In January, the Boston-based industrial giant projected full-year adjusted profit to be in the range of $2.80 to $3.50 per share and forecasted to generate $5.5 billion to $6.5 billion in free cash flow.
Shares of General Electric dropped over 11.5% in the New York trading session.
GE reported a higher-than-expected adjusted profit of 24 cents a share in the fiscal quarter ended in March, beating the Wall Street consensus forecast of 19 cents per share.
Although the macro-economic setbacks and other supply-chain issues had adversely impacted its revenue in the quarter by about 6 percentage points, the company reported a revenue of $17.04 billion, topping analysts’ estimates of $16.89 billion.
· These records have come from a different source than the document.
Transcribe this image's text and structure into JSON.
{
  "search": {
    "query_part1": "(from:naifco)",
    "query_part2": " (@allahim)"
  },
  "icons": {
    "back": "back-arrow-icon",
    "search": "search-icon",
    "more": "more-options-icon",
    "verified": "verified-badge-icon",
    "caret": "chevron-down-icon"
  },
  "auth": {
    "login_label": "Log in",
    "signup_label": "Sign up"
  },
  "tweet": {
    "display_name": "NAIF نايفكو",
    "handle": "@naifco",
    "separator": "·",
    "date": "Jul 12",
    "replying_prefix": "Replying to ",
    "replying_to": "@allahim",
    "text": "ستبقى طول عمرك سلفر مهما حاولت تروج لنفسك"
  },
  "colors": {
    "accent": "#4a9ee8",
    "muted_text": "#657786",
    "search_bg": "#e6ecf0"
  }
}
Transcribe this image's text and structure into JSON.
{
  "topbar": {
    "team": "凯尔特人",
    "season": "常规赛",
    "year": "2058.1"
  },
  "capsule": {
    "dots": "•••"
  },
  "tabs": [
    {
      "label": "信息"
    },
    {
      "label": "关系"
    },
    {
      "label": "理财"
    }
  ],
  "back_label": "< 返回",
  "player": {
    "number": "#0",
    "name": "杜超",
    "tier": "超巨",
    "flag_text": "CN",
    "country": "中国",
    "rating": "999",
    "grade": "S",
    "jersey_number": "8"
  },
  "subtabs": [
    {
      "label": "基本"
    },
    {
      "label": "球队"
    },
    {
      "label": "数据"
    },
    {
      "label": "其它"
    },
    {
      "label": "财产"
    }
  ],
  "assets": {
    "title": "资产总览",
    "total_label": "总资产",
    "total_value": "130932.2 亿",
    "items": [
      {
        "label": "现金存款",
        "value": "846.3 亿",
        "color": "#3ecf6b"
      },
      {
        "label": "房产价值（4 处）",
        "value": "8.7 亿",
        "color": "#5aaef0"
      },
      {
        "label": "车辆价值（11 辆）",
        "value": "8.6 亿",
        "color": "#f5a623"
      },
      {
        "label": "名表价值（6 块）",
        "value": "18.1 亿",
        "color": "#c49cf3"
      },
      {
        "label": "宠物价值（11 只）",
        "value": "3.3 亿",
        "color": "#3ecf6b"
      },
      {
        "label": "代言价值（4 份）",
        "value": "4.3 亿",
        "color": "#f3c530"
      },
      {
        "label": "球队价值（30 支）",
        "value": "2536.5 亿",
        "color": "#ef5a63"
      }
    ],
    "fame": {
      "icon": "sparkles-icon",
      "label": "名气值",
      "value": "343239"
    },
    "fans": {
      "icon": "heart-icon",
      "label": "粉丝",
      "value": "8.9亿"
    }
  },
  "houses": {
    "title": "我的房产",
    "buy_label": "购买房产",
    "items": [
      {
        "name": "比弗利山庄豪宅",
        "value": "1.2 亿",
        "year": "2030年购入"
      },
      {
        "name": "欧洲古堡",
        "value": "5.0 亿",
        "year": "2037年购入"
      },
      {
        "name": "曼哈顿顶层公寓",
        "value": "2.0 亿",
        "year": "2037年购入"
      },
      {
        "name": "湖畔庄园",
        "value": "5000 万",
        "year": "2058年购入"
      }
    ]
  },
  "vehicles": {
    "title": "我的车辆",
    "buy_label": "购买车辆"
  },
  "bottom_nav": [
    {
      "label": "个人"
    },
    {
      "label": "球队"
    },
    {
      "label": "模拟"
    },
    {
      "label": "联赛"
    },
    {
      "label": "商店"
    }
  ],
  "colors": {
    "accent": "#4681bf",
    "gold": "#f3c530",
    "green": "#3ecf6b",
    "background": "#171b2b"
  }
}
The company burned through $880 million in cash in the first quarter.
“This quarter, the GE team improved services, orders, and cash while scaling lean in all businesses to drive margin expansion,” Culp said.
“Our continuous operational improvements set us up to reinvest in innovation across GE, and our businesses remain focused on growth, supported by continued recovery at Aviation and strong demand at Healthcare.”
The giant also mentioned that it’s on track to split the 130-year-old industrial group into three separate ‘investment grade’ corporations — energy, healthcare, and aviation — by 2023, a plan that was unveiled last year.